2003 wild Yiwu raw puerh
Different kinds of teas are to the teapot what different kinds of roads are for a car. In this case, puerh tea is like a rugged terrain. It is the most powerful type of tea, but also one that needs to be tamed or rounded on the edges. For this type of tea, I use David Louveau's Earth and Fire teapot. I'm even using his cups, the unglazed zafang bowl (for the spent water) and the shallow celadon bowl (as tea boat)!  This Cha Xi celebrates this artist whose website has been recently updated. It shows how versatile David Louveau is. In his early 40s, he produces a great range of different types of potteries. 
What makes David Louveau's wares most special is the natural origin of his clays (and then the firing with wood -except for porcelain-). This clay is all important, because it will interact with tea. It is like the engine of car, if you will. The tea feels more refined and its fragrances are completely pure. The taste is well balanced and harmonious. There has been some rounding and some absorption of the rougher edges, but the tea feels still very lively and strong. (The risk with pottery is excessive porosity where the brew looses its taste).
David Louveau is not specialized in teapots. He is guided by his love for tea, his Korean mentors and also some advice I gave him during our meetings. Last year, for instance, I had the chance to show him an antique zisha teapot (Qianlong reign). He could see and feel that the inside of the teapot wasn't smooth at all. Even the cover wasn't an exact fit. This didn't matter then. What did was the great quality of the clay. This is the kind of natural tradition that David Louveau likes to follow.  
Each handmade teapot is shaped slightly differently and comes out of the kiln with different firing marks (due to its position to the fire). But the real beauty transcends the shape and appearance. It comes from inside and let's the tea express all its good character.


Haan said...

Is there a way one could buy a teapot from David?
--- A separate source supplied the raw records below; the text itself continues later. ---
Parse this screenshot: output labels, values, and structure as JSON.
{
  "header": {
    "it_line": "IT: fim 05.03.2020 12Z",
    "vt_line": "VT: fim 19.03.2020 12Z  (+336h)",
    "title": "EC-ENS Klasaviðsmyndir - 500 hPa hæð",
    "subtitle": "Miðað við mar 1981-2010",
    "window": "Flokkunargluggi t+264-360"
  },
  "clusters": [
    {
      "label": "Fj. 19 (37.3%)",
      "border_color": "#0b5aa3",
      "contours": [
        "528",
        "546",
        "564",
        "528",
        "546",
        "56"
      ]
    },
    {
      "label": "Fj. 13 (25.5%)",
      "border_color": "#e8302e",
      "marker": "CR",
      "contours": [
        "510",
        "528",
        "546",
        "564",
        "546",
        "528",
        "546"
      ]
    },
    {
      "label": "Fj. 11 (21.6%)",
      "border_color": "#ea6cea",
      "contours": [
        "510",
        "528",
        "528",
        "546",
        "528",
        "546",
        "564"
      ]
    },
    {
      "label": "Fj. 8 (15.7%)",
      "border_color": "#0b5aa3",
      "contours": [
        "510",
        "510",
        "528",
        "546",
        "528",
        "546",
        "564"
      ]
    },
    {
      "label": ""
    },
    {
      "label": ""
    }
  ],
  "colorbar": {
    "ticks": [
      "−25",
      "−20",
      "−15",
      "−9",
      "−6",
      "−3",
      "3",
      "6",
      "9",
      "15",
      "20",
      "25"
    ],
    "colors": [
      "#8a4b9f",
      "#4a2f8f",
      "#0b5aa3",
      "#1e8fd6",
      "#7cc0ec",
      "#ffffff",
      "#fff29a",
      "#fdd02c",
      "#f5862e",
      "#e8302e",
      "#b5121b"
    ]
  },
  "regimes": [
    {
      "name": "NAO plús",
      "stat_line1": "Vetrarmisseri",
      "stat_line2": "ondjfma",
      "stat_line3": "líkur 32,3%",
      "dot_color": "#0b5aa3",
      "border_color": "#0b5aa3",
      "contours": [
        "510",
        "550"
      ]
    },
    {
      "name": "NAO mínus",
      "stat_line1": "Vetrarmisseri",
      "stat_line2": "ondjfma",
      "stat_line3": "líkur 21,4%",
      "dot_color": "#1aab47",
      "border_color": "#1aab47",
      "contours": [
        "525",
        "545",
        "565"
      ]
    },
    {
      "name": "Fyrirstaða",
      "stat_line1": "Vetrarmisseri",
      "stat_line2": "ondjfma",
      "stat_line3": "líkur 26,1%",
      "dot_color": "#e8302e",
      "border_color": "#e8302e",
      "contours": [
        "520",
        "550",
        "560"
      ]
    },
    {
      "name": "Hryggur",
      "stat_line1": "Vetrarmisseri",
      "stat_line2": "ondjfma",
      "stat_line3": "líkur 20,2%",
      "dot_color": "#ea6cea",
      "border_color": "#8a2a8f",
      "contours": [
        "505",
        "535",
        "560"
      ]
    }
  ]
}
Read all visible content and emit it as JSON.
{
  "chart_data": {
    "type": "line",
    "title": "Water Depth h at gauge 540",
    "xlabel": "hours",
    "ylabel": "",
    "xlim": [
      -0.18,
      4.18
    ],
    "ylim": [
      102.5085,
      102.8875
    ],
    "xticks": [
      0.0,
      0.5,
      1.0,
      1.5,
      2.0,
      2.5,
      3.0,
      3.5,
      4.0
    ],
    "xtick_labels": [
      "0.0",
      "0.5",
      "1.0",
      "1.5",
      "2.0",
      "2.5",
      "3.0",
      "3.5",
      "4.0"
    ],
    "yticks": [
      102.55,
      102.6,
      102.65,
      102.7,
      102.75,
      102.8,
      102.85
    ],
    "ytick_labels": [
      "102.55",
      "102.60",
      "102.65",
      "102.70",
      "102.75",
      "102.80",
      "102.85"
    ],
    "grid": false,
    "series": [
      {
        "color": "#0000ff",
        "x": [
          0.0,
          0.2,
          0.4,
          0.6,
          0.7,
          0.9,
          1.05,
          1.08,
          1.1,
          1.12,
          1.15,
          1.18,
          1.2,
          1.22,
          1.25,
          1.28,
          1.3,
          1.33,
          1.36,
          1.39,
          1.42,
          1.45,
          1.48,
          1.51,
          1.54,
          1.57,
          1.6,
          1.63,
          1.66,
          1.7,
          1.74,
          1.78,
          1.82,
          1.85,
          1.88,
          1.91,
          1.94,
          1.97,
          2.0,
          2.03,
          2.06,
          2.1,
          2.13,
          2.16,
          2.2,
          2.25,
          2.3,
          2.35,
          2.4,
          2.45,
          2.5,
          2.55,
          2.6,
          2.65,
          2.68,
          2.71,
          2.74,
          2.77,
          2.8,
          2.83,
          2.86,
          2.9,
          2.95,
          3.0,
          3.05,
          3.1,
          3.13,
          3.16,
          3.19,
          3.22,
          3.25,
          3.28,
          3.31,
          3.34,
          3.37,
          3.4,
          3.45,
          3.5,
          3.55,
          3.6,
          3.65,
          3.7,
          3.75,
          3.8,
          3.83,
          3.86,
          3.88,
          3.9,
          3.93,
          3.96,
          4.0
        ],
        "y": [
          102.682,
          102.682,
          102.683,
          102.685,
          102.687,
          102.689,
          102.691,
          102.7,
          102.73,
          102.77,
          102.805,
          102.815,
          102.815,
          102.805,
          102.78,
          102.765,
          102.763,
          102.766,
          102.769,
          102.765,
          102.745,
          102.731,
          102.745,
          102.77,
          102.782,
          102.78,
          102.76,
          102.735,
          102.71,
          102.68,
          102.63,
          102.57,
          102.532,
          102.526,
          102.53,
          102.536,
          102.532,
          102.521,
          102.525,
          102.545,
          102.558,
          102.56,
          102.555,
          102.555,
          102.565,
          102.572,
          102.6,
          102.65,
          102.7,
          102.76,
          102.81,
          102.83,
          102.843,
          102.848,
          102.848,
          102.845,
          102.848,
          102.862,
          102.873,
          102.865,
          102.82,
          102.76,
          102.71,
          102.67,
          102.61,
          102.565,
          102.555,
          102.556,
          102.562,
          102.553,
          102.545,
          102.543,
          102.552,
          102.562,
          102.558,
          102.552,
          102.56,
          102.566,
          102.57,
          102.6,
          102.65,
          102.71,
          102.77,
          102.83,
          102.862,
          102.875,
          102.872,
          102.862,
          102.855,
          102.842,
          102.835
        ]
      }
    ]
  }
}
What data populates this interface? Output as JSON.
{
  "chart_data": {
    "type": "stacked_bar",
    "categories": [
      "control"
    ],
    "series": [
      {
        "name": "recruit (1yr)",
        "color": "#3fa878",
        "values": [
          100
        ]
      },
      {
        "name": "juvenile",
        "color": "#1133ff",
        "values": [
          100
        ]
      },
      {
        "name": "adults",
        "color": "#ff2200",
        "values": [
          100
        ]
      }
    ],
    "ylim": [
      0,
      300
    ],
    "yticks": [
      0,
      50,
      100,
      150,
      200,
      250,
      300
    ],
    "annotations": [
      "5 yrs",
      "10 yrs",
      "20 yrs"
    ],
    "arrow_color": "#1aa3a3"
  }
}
I had a look at his site but there is no mention about a potential sale or anything.

Nick Herman said...

It's beautiful and I'm envious to some degree; but I have to admit, as far as pure enjoyment and effect of the tea goes towards one self, the longer I drink tea, the more I feel the only really important variables are quality of leaves and water (and proper storage, in so far as keeping the first). To echo MarshalN's words in a post, "the last thing I advise people to spend money on is teaware."

TeaMasters said...

David will fire his anagama kiln this weekend. If some teapots come out of this firing, I will ask him to send me some for sale on my blog.

I agree that you can learn really a lot with just one gaiwan. And it's true also that you don't need that many teapots. One for each kind that you drink is sufficient. The fun is finding the right one.